Wegmans Food Markets has set its sights on the Brooklyn Navy Yard. This fall, the chain aspires to open its first big-city location, in the long-ignored tract of the former military base called Admiral’s Row. As reported by Bloomberg Business News, Wegmans has plans to open a 74,000-square-foot facility, with broad windows looking into the produce aisles. Known as the nation’s top supermarket chain, it expects about 10,000 visitors daily at the Brooklyn Navy Yard market. It will be hiring 500 employees, for which it has already received 4,000 applications.
The name of this privately held, family-run chain may not ring a bell to many New Yorkers. Based in Rochester, the chain has only 98 stores strewn across six states in the mid-Atlantic and New England regions. Its sales of about $9.2 billion, don’t seem like much to brag about in comparison to some of the giants like Krogers or Walmart. Still, Wegmans seems to have something special, especially for its loyal shoppers, known as Wegmaniacs.
For the past three years it has been ranked as the nation’s top grocery store, as per a survey of shoppers by researcher Market Force Information. Sales per square foot at Wegmans are higher than those of any other supermarket chain, except for Whole Foods, according to Creditintell, a retail credit consulting firm. At a time, when most brick and mortar supermarkets are struggling against online delivery grocers like Amazon.com, Wegmans is doing more than just surviving. “The entire U.S. grocery sector is hurtling towards a day of reckoning,” said Neil Saunders, an analyst at GlobalData Retail. “There is simply no avoiding this pain, and ultimately the battle will be about surviving rather than thriving.” Wegmans, though, he said is “head-and-shoulders above most U.S. grocers.”
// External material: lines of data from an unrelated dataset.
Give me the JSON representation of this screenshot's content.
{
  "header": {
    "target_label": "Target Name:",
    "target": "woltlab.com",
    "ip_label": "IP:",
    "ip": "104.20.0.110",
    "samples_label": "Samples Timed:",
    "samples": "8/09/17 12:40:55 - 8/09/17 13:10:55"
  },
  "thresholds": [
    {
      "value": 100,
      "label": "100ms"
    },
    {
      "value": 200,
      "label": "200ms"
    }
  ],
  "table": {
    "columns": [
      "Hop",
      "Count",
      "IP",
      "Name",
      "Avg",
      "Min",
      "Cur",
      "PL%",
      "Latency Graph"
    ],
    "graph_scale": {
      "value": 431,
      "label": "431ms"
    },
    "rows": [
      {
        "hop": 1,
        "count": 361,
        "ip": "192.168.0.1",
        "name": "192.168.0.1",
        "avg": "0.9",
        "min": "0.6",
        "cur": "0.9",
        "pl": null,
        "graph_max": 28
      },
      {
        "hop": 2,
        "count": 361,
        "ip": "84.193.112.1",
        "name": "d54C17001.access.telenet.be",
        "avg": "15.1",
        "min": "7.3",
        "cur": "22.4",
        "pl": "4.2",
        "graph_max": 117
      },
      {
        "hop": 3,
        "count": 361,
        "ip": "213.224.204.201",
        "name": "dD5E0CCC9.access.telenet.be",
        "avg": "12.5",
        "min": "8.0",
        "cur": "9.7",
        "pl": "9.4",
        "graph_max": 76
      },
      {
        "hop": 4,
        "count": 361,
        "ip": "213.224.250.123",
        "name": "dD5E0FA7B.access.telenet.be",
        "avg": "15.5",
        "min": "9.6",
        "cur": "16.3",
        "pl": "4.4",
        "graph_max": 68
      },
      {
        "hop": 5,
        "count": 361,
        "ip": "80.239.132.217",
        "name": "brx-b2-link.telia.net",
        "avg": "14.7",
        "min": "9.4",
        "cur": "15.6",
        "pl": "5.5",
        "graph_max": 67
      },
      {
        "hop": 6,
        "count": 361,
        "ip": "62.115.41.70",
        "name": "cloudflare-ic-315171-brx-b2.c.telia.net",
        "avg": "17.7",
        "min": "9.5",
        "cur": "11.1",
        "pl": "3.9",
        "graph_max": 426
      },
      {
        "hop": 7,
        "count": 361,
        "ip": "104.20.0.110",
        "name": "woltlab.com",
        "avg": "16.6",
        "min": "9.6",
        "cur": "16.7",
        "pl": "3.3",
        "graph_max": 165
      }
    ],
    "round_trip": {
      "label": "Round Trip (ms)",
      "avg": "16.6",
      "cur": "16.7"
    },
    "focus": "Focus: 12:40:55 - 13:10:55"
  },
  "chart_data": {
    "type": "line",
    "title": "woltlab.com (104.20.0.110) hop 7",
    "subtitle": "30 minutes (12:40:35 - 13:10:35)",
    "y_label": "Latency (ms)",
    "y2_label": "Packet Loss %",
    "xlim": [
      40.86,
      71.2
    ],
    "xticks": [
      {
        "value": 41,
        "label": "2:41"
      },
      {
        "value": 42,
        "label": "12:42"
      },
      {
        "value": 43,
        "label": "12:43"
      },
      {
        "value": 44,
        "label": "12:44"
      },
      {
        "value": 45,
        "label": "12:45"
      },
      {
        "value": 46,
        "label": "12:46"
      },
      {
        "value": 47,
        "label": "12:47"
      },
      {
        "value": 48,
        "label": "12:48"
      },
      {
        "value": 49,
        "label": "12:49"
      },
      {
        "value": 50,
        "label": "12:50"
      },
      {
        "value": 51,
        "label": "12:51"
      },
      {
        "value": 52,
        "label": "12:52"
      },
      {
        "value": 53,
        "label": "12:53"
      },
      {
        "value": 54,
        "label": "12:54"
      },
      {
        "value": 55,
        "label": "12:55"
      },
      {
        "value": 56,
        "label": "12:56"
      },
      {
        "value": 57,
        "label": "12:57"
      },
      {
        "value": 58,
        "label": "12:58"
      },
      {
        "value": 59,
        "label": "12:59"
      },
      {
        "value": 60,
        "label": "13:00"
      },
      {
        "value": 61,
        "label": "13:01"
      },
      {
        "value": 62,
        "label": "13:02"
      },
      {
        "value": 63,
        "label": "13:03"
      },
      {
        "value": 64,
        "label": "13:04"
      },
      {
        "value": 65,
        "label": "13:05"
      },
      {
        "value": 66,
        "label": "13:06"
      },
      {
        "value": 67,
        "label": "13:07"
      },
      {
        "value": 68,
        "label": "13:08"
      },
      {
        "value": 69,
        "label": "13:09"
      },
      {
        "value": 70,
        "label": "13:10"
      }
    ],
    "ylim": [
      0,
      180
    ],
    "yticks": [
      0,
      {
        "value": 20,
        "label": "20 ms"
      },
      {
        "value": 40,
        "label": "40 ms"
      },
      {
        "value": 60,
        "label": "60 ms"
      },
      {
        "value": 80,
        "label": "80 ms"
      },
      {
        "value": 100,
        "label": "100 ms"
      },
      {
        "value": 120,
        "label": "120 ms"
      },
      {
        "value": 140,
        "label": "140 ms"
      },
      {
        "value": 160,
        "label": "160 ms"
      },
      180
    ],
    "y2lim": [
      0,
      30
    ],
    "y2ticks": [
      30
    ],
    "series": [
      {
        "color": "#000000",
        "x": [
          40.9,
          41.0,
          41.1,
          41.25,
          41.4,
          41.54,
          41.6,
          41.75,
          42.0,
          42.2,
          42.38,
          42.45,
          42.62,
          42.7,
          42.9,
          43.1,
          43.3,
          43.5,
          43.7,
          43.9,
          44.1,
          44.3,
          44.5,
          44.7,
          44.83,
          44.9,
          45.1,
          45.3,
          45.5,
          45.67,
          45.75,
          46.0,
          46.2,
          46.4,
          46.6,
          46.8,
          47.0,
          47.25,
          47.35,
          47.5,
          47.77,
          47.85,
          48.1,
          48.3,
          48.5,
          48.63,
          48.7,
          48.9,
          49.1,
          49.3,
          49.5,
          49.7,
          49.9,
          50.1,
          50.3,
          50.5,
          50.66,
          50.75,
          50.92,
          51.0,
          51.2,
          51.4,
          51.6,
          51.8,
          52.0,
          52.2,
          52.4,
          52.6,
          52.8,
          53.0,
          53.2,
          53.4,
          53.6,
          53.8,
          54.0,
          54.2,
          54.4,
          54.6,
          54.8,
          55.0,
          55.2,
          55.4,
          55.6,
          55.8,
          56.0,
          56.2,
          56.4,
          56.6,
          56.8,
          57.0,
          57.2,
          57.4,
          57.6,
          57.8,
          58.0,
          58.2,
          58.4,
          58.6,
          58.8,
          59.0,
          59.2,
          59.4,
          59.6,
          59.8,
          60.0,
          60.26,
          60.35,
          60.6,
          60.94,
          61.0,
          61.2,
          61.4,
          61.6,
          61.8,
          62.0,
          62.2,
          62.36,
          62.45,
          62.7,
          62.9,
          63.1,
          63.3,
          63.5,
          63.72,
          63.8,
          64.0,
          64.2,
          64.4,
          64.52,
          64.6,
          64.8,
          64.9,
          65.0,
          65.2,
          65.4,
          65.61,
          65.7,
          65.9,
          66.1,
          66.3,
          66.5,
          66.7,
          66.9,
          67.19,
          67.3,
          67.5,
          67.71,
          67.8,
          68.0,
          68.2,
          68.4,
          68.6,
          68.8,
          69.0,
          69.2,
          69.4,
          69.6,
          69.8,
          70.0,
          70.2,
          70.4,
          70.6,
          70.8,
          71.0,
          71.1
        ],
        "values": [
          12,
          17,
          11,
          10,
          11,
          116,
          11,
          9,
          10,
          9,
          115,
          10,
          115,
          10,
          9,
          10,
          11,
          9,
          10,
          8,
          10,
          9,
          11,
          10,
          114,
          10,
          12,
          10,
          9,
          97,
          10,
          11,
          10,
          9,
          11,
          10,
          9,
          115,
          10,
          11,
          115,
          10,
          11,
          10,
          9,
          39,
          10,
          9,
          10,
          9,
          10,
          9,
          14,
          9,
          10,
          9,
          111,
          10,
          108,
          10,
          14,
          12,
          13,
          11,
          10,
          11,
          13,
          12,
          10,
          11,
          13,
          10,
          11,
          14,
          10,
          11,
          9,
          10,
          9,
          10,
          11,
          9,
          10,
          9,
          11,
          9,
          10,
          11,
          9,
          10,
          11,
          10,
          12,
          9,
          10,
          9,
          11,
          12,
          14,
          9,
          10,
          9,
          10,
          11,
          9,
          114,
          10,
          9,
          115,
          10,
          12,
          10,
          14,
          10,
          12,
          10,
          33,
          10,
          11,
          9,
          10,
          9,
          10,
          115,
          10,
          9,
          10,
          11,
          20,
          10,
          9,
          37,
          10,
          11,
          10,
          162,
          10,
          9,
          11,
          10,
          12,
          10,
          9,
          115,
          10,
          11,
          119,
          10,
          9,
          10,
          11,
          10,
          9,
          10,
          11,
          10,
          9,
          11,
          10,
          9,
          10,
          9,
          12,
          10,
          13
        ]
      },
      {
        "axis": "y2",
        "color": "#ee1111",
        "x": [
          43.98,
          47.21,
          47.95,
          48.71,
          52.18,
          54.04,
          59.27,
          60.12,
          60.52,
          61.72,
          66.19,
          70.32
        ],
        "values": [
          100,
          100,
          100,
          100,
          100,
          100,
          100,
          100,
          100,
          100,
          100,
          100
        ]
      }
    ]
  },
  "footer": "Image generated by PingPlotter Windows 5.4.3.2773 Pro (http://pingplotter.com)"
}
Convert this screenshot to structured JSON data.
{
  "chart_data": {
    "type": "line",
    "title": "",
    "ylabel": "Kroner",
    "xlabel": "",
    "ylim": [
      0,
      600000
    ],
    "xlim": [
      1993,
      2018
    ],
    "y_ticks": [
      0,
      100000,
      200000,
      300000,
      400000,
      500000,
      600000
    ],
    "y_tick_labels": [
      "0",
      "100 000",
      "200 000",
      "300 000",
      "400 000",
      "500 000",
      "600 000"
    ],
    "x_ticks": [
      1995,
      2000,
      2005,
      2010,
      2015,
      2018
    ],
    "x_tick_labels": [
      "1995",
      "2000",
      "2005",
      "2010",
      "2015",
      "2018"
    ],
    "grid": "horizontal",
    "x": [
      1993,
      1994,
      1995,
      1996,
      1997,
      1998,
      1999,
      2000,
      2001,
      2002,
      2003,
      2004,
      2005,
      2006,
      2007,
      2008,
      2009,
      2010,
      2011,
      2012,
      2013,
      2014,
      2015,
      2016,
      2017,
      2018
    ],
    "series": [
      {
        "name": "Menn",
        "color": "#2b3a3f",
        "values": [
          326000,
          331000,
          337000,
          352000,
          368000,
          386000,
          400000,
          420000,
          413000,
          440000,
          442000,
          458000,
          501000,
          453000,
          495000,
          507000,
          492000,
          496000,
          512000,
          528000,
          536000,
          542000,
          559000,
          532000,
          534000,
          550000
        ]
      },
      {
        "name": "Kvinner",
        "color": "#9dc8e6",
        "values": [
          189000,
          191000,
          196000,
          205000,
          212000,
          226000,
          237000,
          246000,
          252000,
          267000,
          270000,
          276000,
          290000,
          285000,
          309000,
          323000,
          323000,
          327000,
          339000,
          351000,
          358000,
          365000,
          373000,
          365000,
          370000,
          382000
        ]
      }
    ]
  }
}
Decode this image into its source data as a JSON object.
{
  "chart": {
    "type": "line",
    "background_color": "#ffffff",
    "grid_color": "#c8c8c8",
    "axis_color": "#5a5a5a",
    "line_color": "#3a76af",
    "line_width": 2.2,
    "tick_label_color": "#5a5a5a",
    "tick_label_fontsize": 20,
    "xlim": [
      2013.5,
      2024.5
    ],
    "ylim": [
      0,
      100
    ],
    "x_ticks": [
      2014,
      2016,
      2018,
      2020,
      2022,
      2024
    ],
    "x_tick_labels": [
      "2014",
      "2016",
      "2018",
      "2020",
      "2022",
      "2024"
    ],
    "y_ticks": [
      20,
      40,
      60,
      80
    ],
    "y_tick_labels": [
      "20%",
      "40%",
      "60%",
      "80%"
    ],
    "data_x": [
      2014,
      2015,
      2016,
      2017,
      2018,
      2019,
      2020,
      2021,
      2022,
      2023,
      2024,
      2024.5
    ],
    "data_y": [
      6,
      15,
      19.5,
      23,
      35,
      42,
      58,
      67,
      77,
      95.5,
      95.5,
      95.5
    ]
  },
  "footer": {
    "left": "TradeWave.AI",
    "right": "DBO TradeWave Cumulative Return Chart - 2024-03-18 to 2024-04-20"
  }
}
Wegman’s new facility at the Brooklyn Navy Yard will be a big test of whether Wegmans can duplicate its phenomenal small town success in New York City’s hustle and bustle market. On the one hand, there are 2.8 million people who live within 5 miles of the Navy Yard, with an average household income well above $100,000. On the other hand, Wegmans will need to adapt to a drastically different environment and plenty of experienced competitors. “There are all different types of customers there, so we will offer the best of what we have,” says Chief Executive Officer Colleen Wegman.
The grocer also has ambitious plans to open five stores in North Carolina, its seventh state, in 2019. The company hopes to succeed by giving shoppers a compelling reason to visit its stores. Wegmans “instills a corporate culture that’s almost like a cult”, says Doug Steiner, who in 2015 was handed the Admiral’s Row development contract on which the Brooklyn Navy Yard sits.
“We have no idea what’s going to happen,” says Chairman Danny Wegman. “But if you like people and you like food, that’s what our business is. It’s no more complicated than that.”